Ein Psalm aus Babylon, zu Klagen (A Psalm to Lament Babylon)

Listen to the poem in German

Read by Linda Havas

Peter KeinOriginal Text (ca. 1941-1944)

Ein Psalm aus Babylon, zu klagen

Unter den Mauern Babylons

sassen wir und weinten,

wenn wir der Heimat gedachten.

Heimat!

Das ist das Rauschen der Bäume in den Gärten

Ach, sie sind gefällt

Heimat!

Das ist der Atem, der aus der breiten Brust des Stroms quillt,

Ach, er ist verdorrt

Heimat!

Das sind schweigenden Fenster in alten Prunkfassaden

Ach, sie sind geschleift.

Wenn ich dein vergesse, süsses Gestern,

so werde meiner Hoffnung vergessen.

Unter den Mauern Babylons

sassen wir und weinten,

wenn wir um uns blickten.

Schutthalden und verpestete Hügel

Leid und Verbrechen wandeln Arm in Arm durch zerklüftete Strassen

denn ein ziellos suchender Wahnwitz

schlitzte der Erde den Leib auf

und wühlt in ihren Gedärmen

nach einem Orakel

Unter den Mauern Babylons

sassen wir und weinten

wenn wir der Zukunft gedachten

Nicht zur Rückkehr löst sich die Fessel von unseren Füssen

aber wie Sand vor dem Herbststurm

werden wir nach den vier Winden wirbeln,

jeder einsam in feindliche Wüsten.

English Translation by Sandra Alfers

A Psalm to Lament Babylon

Under the walls of Babylon

we sat and cried

whenever we remembered home.

Home!

That is the rustling of the trees in the gardens

Ach, they are no more

Home!

That is the breath streaming from the wide breast of the river

Ach, it is withered!

Home!

That is the silent windows in old grandiose edifices

Ach, they have been sanded.

When I forget you, sweet yesterday,

[I] will forget my hope

Under the walls of Babylon

we sat and cried

whenever we looked around us.

Piles of rubble and contaminated hills

Pain and suffering walk arm in arm through ragged streets

because an aimlessly wandering lunacy

slit open the body of the earth

and rummages through its bowels

for an oracle

Under the walls of Babylon

we sat and cried

whenever we thought of the future

Not for our return will the shackle be removed from our feet

but like sand before the fall storm

we will be swirled into the direction of the four winds

each one alone into hostile deserts.

Author Notes

A Jewish Czech man, Kien was born in 1919 in Varnsdorf (current day Czech Republic).
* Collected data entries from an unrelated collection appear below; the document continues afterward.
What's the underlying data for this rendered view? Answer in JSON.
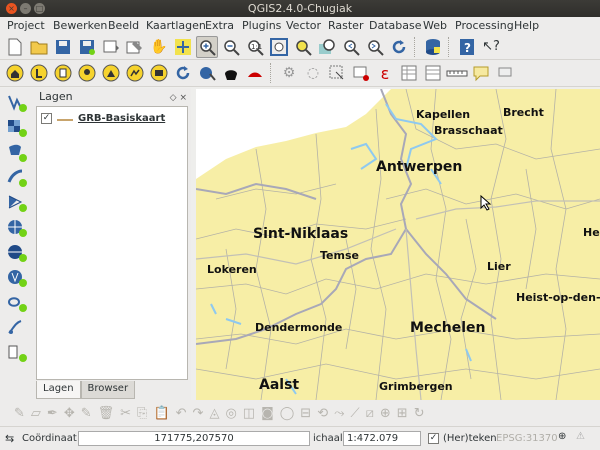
{
  "window": {
    "title": "QGIS2.4.0-Chugiak"
  },
  "menubar": {
    "items": [
      {
        "label": "Project"
      },
      {
        "label": "Bewerken"
      },
      {
        "label": "Beeld"
      },
      {
        "label": "Kaartlagen"
      },
      {
        "label": "Extra"
      },
      {
        "label": "Plugins"
      },
      {
        "label": "Vector"
      },
      {
        "label": "Raster"
      },
      {
        "label": "Database"
      },
      {
        "label": "Web"
      },
      {
        "label": "Processing"
      },
      {
        "label": "Help"
      }
    ]
  },
  "toolbar1": {
    "icons": [
      "new-project-icon",
      "open-project-icon",
      "save-project-icon",
      "save-as-icon",
      "print-composer-icon",
      "composer-manager-icon",
      "pan-icon",
      "pan-to-selection-icon",
      "zoom-in-icon",
      "zoom-out-icon",
      "zoom-actual-icon",
      "zoom-full-icon",
      "zoom-to-selection-icon",
      "zoom-to-layer-icon",
      "zoom-last-icon",
      "zoom-next-icon",
      "refresh-icon",
      "db-manager-icon",
      "help-contents-icon",
      "whats-this-icon"
    ]
  },
  "toolbar2": {
    "icons": [
      "home-icon",
      "label-icon",
      "note-icon",
      "pin-icon",
      "highlight-icon",
      "change-label-icon",
      "show-hide-labels-icon",
      "rotate-label-icon",
      "identify-icon",
      "map-tips-icon",
      "measure-icon",
      "select-icon",
      "deselect-icon",
      "expression-icon",
      "attribute-table-icon",
      "field-calculator-icon",
      "measure-line-icon",
      "annotation-icon"
    ]
  },
  "left_toolbar": {
    "icons": [
      "add-vector-layer-icon",
      "add-raster-layer-icon",
      "add-postgis-layer-icon",
      "add-spatialite-layer-icon",
      "add-mssql-layer-icon",
      "add-wms-layer-icon",
      "add-wcs-layer-icon",
      "add-wfs-layer-icon",
      "add-delimited-text-icon",
      "new-shapefile-icon",
      "add-gpx-icon"
    ]
  },
  "layers_panel": {
    "title": "Lagen",
    "float_btn": "◇",
    "close_btn": "×",
    "layers": [
      {
        "name": "GRB-Basiskaart",
        "checked": "✓"
      }
    ],
    "tabs": [
      {
        "label": "Lagen"
      },
      {
        "label": "Browser"
      }
    ]
  },
  "map": {
    "places": [
      {
        "name": "Kapellen"
      },
      {
        "name": "Brecht"
      },
      {
        "name": "Brasschaat"
      },
      {
        "name": "Antwerpen"
      },
      {
        "name": "Sint-Niklaas"
      },
      {
        "name": "He"
      },
      {
        "name": "Temse"
      },
      {
        "name": "Lokeren"
      },
      {
        "name": "Lier"
      },
      {
        "name": "Heist-op-den-"
      },
      {
        "name": "Dendermonde"
      },
      {
        "name": "Mechelen"
      },
      {
        "name": "Aalst"
      },
      {
        "name": "Grimbergen"
      }
    ]
  },
  "statusbar": {
    "coord_label": "Coördinaat",
    "coord_value": "171775,207570",
    "scale_label": "ichaal",
    "scale_value": "1:472.079",
    "render_label": "(Her)teken",
    "epsg": "EPSG:31370",
    "render_checked": "✓"
  },
  "colors": {
    "land": "#f7eea6",
    "water": "#8ec9f0",
    "river": "#a8a8b8",
    "sea": "#ffffff"
  }
}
Forced to the Theresienstadt concentration camp in 1941, there he became deputy director of the camp’s drawing office, and several of his sketches depicting daily life and poems survived the war. He ultimately died of disease in Auschwitz in 1944.

Historical Context

The selected poem, titled “Ein Psalm aus Babylon, zu klagen,” was written during his imprisonment at Theresienstadt. Directly invoking religious imagery, one of the repeated lines is a slight alteration of a line from Psalm 137 in the Book of Psalms, which describes the destruction of Jerusalem, with his chosen alterations (namely replacing “waters” with “walls”) describing the physical layout of Theresienstadt. While the poem invokes religion and nature to describe a sense of home and the past, it is also clear that these things are no more. Furthermore, the religious imagery could be seen as a critique of God, as the last part of the poem, in which the “we” that Kien speaks of “will be swirled into the directions of the four winds / each one alone into hostile deserts” references a passage in Genesis. While the original spoke of God’s protection, Kien’s poem ends on a note of hostility and moving into a bleak future. In conveying his lamentation through a psalm, Kien expresses longing for a now-unattainable past, despair looking toward the future, and even something resembling blasphemy in potentially criticizing an absent God.